Le fait même que quelqu'un dans ce monde soit aimé et bien traité restait en travers de la gorge de Rock. Le fait que son maître avait trouvé quelqu'un à chérir le faisait enrager. Rock n'avait jamais été complètement sain d'esprit. L'abus des mains de son père puis ce qu'il avait dû endurer en tant que jeune homme qui traçait sa voie parmi les prédateurs de ce monde avaient effacé toutes ses tendres émotions bien avant qu'il ne soit sous le joug de Draculea. Quand il avait ressuscité en tant que vampire, le monde ne fut pas meilleur pour l'empêcher de devenir un monstre à part entière et dans les siècles suivants, forcé de vivre sous la poigne d'acier de Draculea, il s'était dirigé régulièrement vers une folie sans limites. Il s'était vraiment approché du bord lorsqu'on lui avait permis de céder à ses désirs avec Renfield et la prudence qui le limitait était devenue fine, fragile. Il regarda Jonathan, sut que Draculea considérait ce jeune homme comme sien et comprit quel était le meilleur moyen de blesser son maître tout en se faisant plaisir.

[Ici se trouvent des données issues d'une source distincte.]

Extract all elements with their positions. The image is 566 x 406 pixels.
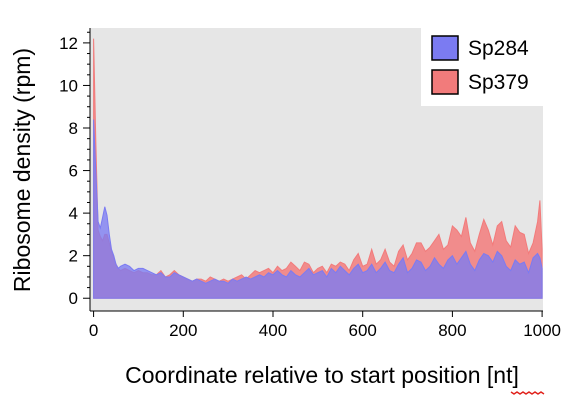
series-area-sp284 [93, 119, 543, 299]
y-tick-label: 6 [69, 162, 78, 181]
spellcheck-underline [510, 391, 545, 395]
x-tick-label: 0 [89, 321, 98, 340]
y-axis-title: Ribosome density (rpm) [9, 48, 35, 292]
x-tick-label: 600 [349, 321, 377, 340]
y-tick-label: 8 [69, 119, 78, 138]
y-tick-layer: 0 2 4 6 8 10 12 [59, 31, 90, 308]
area-layer [93, 38, 543, 299]
legend-label-sp379: Sp379 [468, 71, 529, 94]
legend-swatch-sp284 [431, 35, 459, 61]
x-tick-label: 1000 [523, 321, 561, 340]
x-axis-title: Coordinate relative to start position [n… [125, 362, 519, 388]
y-tick-label: 10 [59, 76, 78, 95]
y-tick-label: 12 [59, 34, 78, 53]
legend: Sp284 Sp379 [421, 26, 543, 106]
legend-label-sp284: Sp284 [468, 37, 529, 60]
x-tick-layer: 0 200 400 600 800 1000 [89, 311, 561, 340]
legend-swatch-sp379 [431, 69, 459, 95]
y-tick-label: 0 [69, 289, 78, 308]
y-tick-label: 2 [69, 247, 78, 266]
x-tick-label: 200 [169, 321, 197, 340]
y-tick-label: 4 [69, 204, 78, 223]
x-tick-label: 400 [259, 321, 287, 340]
x-tick-label: 800 [438, 321, 466, 340]
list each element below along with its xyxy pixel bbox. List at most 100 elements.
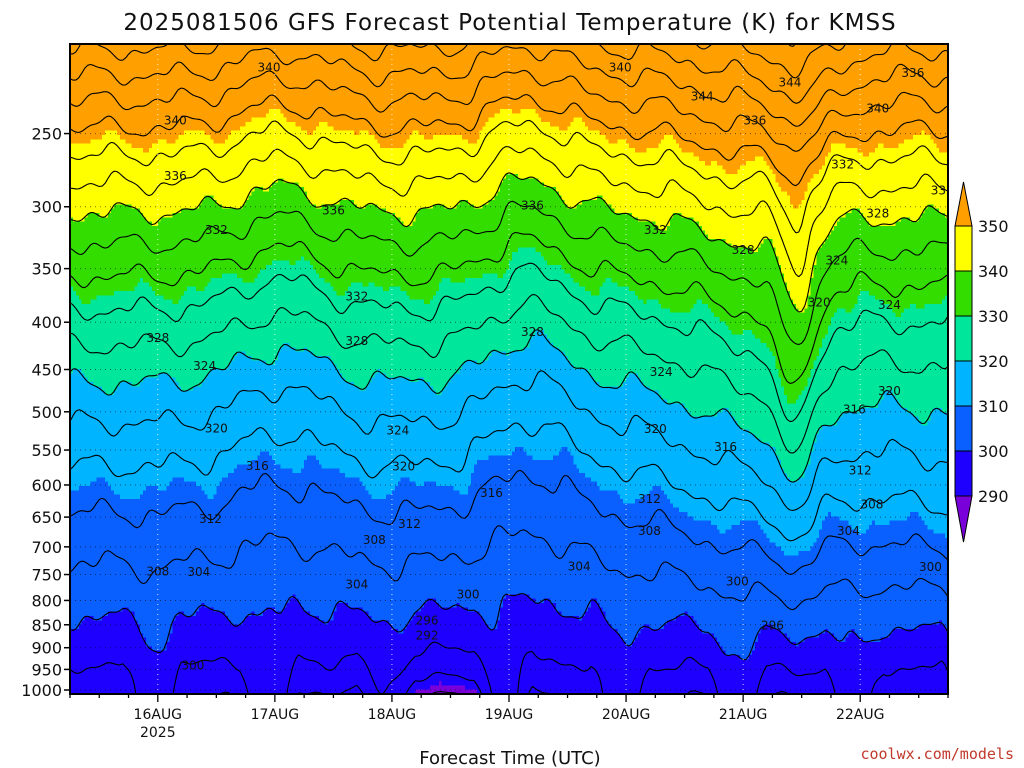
fill-cell: [348, 603, 425, 608]
fill-cell: [901, 312, 948, 318]
fill-cell: [102, 386, 118, 392]
fill-cell: [828, 330, 948, 335]
fill-cell: [763, 624, 773, 630]
colorbar-label: 310: [978, 397, 1009, 416]
fill-cell: [70, 481, 92, 487]
fill-cell: [70, 174, 507, 179]
fill-cell: [772, 351, 820, 357]
fill-cell: [746, 161, 768, 166]
fill-cell: [70, 585, 948, 591]
fill-cell: [70, 629, 141, 634]
fill-cell: [175, 377, 206, 383]
isentrope-312: [70, 422, 948, 542]
fill-cell: [70, 169, 727, 175]
fill-cell: [70, 304, 662, 309]
fill-cell: [819, 347, 948, 353]
fill-cell: [435, 291, 592, 296]
fill-cell: [599, 486, 654, 491]
fill-cell: [70, 546, 782, 552]
fill-cell: [172, 477, 185, 483]
colorbar-label: 320: [978, 352, 1009, 371]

Il devança Jonathan, rapide et silencieux, en descendant dans la grande salle. Il se rendit droit à la bibliothèque, prit la clef qu'il avait volée à Rill et l'ouvrit. Il se glissa à l'intérieur et alluma rapidement quelques bougies dans la pièce. Il n'eut pas le temps de toutes les allumer car il pouvait entendre le bruit des pas de Jonathan dans la grande salle. Il se rua vers la porte et s'assura qu'elle était entrouverte, juste un peu — juste assez pour que la lueur pâle des bougies apparaisse. Puis il alla se cacher derrière une tapisserie dans la pièce.


Jonathan était passé tant de fois dans la grande salle sans éclairage que son pas était devenu beaucoup plus ferme et assuré mais il ralentit à présent. Il y avait quelque chose de différent — une petite chose mais importante. Un fin rayon de lumière perçait la pièce, provenant d'une porte à peine ouverte. Il s'arrêta et réfléchit un moment. C'est la bibliothèque. Je n'avais encore jamais vu la bibliothèque ouverte.

Il se dirigea vers elle en bougeant lentement. Peut-être que le prince est revenu de sa promenade. Rill a dit qu'il passait beaucoup de temps dans la bibliothèque. J'imagine que ce doit être bien confortable si c'est l'une des pièces préférées de Draculea. J'adorerais la voir. Il était attiré plus près. Mais il a dit que je ne devais pas la voir maintenant. C'était hier, cependant. Il voudra peut-être me la montrer maintenant. Il se peut même qu'il ne soit pas là. Simion a très bien pu la préparer pour lui en allumant les bougies.


Il se tenait devant la porte, à portée de main. Peut-être qu'il veut que j'explore la bibliothèque. Il a sans doute laisser la porte ouverte pour cette raison. Même en songeant à cela, une partie de son esprit le grondait pour son manque de rationalisme. Tu confonds tes désirs avec la réalité, Jonathan. S'il veut te voir là, il t'y invitera, pas vrai ? Oui, cette porte a été laissée ouverte par erreur. Je vais aller dans la petite pièce et voir s'il est là. S'il n'y est pas, ce sera un endroit assez agréable où l'attendre.

Jonathan commença à se retourner mais il hésita. En tendant la main vers la porte, il songea : Je vais juste refermer la porte pour lui. Sa main se posa sur la clenche, il s'arrêta...


... et il alla de l'avant en poussant lentement la porte pour qu'elle s'ouvre.